Benefits of CMR:
CMR doesn’t require ionizing radiation, as is the case with contrast CT, and its flexibility, high spatial resolution, and 3D capabilities are amenable to assessing myocardial structure and function to identify possible pathologies. The gold standard of cardiac function analysis, CMR gives clinicians insight into ventricular ejection fractions (EF) and stroke volumes (SV), left ventricle mass, and myocardium thickness, however this task requires accurate segmentation of the left ventricular cavity and of the right ventricle for end-diastolic (ED) and end-systolic (ES) phase instances.
Challenges:
Delineating the left ventricle, myocardium and right ventricle from CMR is very common and necessary to establish a diagnosis. However, fully automatic segmentation has not been perfected, meaning that clinicians must continually perform manual segmentation. This is a time-consuming process that is also prone to observer variability.
The success of deep learning in streamlining CMR relies on the automatic performance of two main tasks:
- Segmentation of the left ventricular endocardium and epicardium and the right ventricular endocardium for both ED and ES phase instances
- Classification of the examinations in five classes towards identifying pathologies. The five cases are: normal, heart failure with infarction, dilated cardiomyopathy, hypertrophic cardiomyopathy, abnormal right ventricle.

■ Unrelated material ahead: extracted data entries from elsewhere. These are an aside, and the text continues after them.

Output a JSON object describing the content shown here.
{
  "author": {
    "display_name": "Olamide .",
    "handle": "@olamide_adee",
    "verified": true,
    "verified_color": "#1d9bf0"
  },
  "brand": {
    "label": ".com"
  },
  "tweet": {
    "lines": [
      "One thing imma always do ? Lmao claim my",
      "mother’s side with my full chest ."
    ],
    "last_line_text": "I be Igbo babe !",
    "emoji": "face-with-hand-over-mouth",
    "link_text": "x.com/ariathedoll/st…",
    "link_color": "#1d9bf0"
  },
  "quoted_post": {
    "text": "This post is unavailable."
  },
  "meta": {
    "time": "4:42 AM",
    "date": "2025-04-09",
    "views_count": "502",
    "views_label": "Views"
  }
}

Towards addressing this challenge, the ACDC provides a fully-annotated dataset for the purpose of CMR assessment, containing data from 150 multi-equipment CMR recordings acquired in routine clinical practice with manual reference measurements and classification from two medical experts.
AI in Cardiac MRI – Methods:
1. Segmentation:
Responding to the first ACDC challenge, over the past two years there has been significant advancement in developing deep learning networks for the automatic segmentation of the LV, LV myocardium, and RV. Generally, the approach applies CNNs based on U-Net and/or ResNet that are trained on the ACDC dataset.

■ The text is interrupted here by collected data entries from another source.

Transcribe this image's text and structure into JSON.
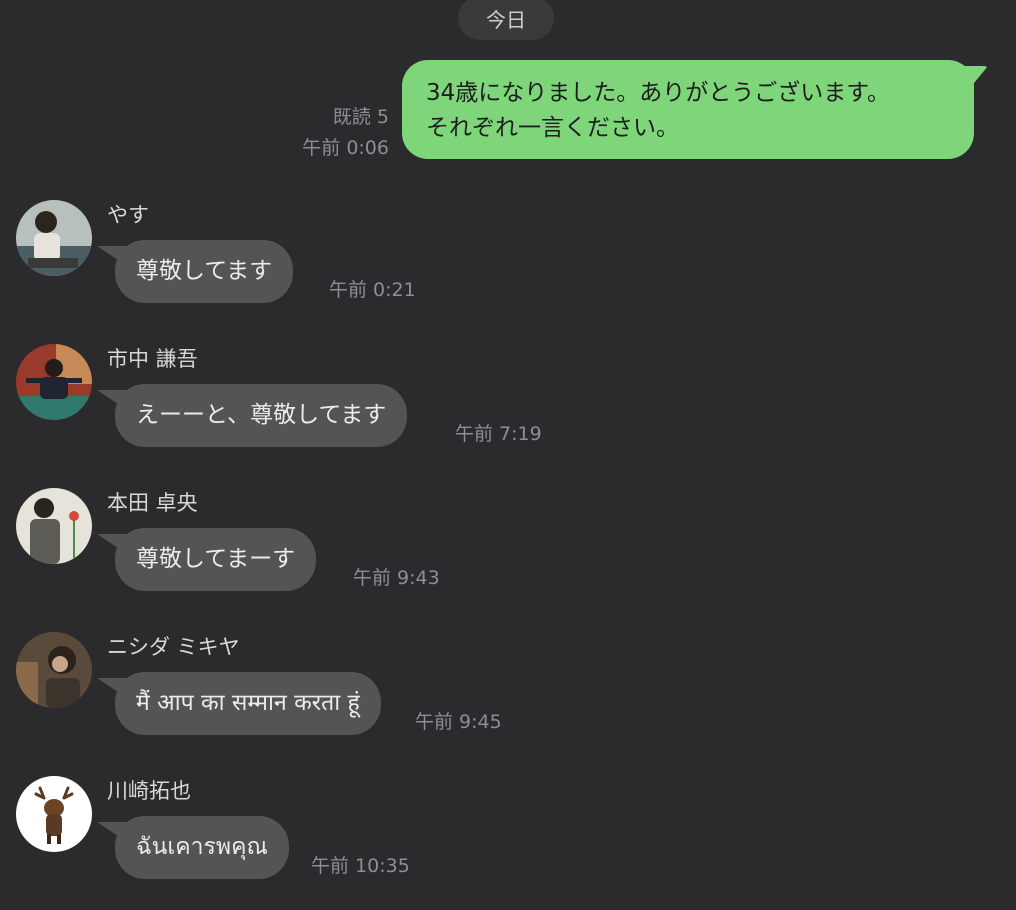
{
  "date_separator": "今日",
  "outgoing": {
    "read_receipt": "既読 5",
    "time": "午前 0:06",
    "text": "34歳になりました。ありがとうございます。\nそれぞれ一言ください。",
    "bubble_color": "#7fd67a"
  },
  "messages": [
    {
      "sender": "やす",
      "text": "尊敬してます",
      "time": "午前 0:21",
      "avatar_icon": "person-avatar"
    },
    {
      "sender": "市中 謙吾",
      "text": "えーーと、尊敬してます",
      "time": "午前 7:19",
      "avatar_icon": "person-avatar"
    },
    {
      "sender": "本田 卓央",
      "text": "尊敬してまーす",
      "time": "午前 9:43",
      "avatar_icon": "person-avatar"
    },
    {
      "sender": "ニシダ ミキヤ",
      "text": "मैं आप का सम्मान करता हूं",
      "time": "午前 9:45",
      "avatar_icon": "person-avatar"
    },
    {
      "sender": "川崎拓也",
      "text": "ฉันเคารพคุณ",
      "time": "午前 10:35",
      "avatar_icon": "deer-figure-avatar"
    }
  ],
  "colors": {
    "background": "#2b2b2d",
    "incoming_bubble": "#545456",
    "outgoing_bubble": "#7fd67a"
  }
}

Regression-based methods using novel multiview CNNs utilize long- and short-axis images as input to directly predict left ventricular ejection fraction (LVEF) and left ventricular volumes at ED and ED. Multiscale residual DenseNets have likewise been successfully applied to cardiac segmentation. Other approaches combine deformable models and deep learning method for LV segmentation.
2. Classification:
The successful application of automatic deep learning segmentation from CMR facilitates the classification and diagnosis of cardiac pathologies. One approach trains U-net to automatically analyze CMR images. The current ACDC challenge classification front runner utilized a parameter and memory-efficient FCN architecture based on DenseNets in combination with an up-sampling path and dual loss function to process the input images at multiple scales and viewpoints simultaneously.
Another approach applies a fully automatic neural architecture to accurately and reliably identify the presence, position, transmurality, and size of chronic MI.
Results:
State-of-the-art deep learning segmentation and classification methods for CMR are on par with human expert performance. CNN-based segmentation seems to be even faster and more accurate than manual delineation and also outperforms other state-of-the-art medical imaging technologies while deriving clinically relevant measures necessary for diagnosis.
An additional outcome of automation apart from speed, precision and ease is that these techniques may be optimized to detect and delineate CAD without the need for a gadolinium-based contrast agent.
Conclusion:
Deep learning is being increasingly and successfully applied to facilitate fully-automatic and accurate segmentation of cardiac structures and classifying pathologies in CMR, thereby significantly reducing the postprocessing requirements of cardiac function analysis. This is accelerating patient care workflow, improving accuracy, and reducing clinician workload.